The above sketch had not been written in 1860, as Mark Twain was himself piloting on the lower river at that time. It could not, therefore, have been this description which prejudiced many eastern people against Mississippi River water as a beverage. But that prejudice did exist, away back in the fifties, and the fame of the yellow tipple had reached even to the fastnesses of the Vermont hills at that early day. Many emigrants from the old New England states provided themselves with kegs, jugs or "demijohns", and before embarking at Rock Island or Dunleith for the river trip, would fill these receptacles with water from the nearest well, or even cistern, and drink such stuff, warm, and sometimes putrid, rather than drink the life-giving elixir which had welled up from springs nestled in the shadows of the everlasting hills, or had been distilled by the sun from the snowbanks and ice fields of the unspoiled prairies and azure lakes of the great northwest.
One old Yankee would pin his faith to nothing less than the water from his own spring or well at home, away back in old Vermont, and brought, at infinite pains and labor, a five-gallon demijohn all the way from his native state, drinking it on the cars en route, and on the boat after reaching the river.
It wasn't as bad as that. The river water was as pure and healthful as any water on the footstool—then. It may not be so now—it isn't, now.
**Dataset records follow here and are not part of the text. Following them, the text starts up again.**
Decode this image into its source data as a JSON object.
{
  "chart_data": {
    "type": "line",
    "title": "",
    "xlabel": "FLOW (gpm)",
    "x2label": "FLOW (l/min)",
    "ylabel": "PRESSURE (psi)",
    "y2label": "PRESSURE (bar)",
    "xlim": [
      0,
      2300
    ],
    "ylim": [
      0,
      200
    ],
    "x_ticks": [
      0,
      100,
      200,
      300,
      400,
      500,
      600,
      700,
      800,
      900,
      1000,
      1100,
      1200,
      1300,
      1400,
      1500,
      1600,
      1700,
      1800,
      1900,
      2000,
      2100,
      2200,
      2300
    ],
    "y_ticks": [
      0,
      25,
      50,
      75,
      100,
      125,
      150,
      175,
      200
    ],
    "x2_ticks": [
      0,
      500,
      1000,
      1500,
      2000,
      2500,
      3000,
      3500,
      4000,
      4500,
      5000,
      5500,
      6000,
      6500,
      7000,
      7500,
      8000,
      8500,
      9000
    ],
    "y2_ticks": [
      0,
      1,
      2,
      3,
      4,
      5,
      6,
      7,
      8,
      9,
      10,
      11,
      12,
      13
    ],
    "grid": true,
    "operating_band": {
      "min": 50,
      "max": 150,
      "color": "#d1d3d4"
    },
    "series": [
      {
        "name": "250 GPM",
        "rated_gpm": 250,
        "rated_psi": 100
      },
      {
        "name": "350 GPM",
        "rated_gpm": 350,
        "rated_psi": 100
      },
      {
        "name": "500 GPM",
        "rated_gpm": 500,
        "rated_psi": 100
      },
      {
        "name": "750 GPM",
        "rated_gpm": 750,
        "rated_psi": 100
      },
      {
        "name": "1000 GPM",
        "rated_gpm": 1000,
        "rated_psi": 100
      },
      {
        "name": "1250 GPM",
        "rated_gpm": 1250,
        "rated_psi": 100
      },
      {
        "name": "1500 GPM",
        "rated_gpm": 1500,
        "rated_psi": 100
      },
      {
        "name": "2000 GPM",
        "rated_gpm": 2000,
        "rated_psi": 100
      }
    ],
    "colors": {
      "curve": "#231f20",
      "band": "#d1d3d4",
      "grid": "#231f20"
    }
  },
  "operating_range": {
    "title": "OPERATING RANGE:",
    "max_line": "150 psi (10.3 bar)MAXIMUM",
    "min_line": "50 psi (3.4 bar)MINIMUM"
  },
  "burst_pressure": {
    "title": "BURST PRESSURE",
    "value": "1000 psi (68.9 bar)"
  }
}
Then there were no great cities on the river banks, pouring thousands of gallons of sewage and all manner of corruption into the stream, daily. There was very little land under cultivation even, and few farmyards, the drainage from which might contaminate the feeders of the great river. It was good, clean, healthful, spring and snow water. Above the mouth of the Missouri, in any ordinary stage of water, especially with a falling river, the water was but slightly discolored with the yellow sediment with which the river itself is always tinged; and this sediment was so fine that there was no suspicion of grit about it. When properly stirred up and evenly mixed, as those to the manner born always took it, it was an invigorating potion, and like good old Bohea, it would cheer but not inebriate.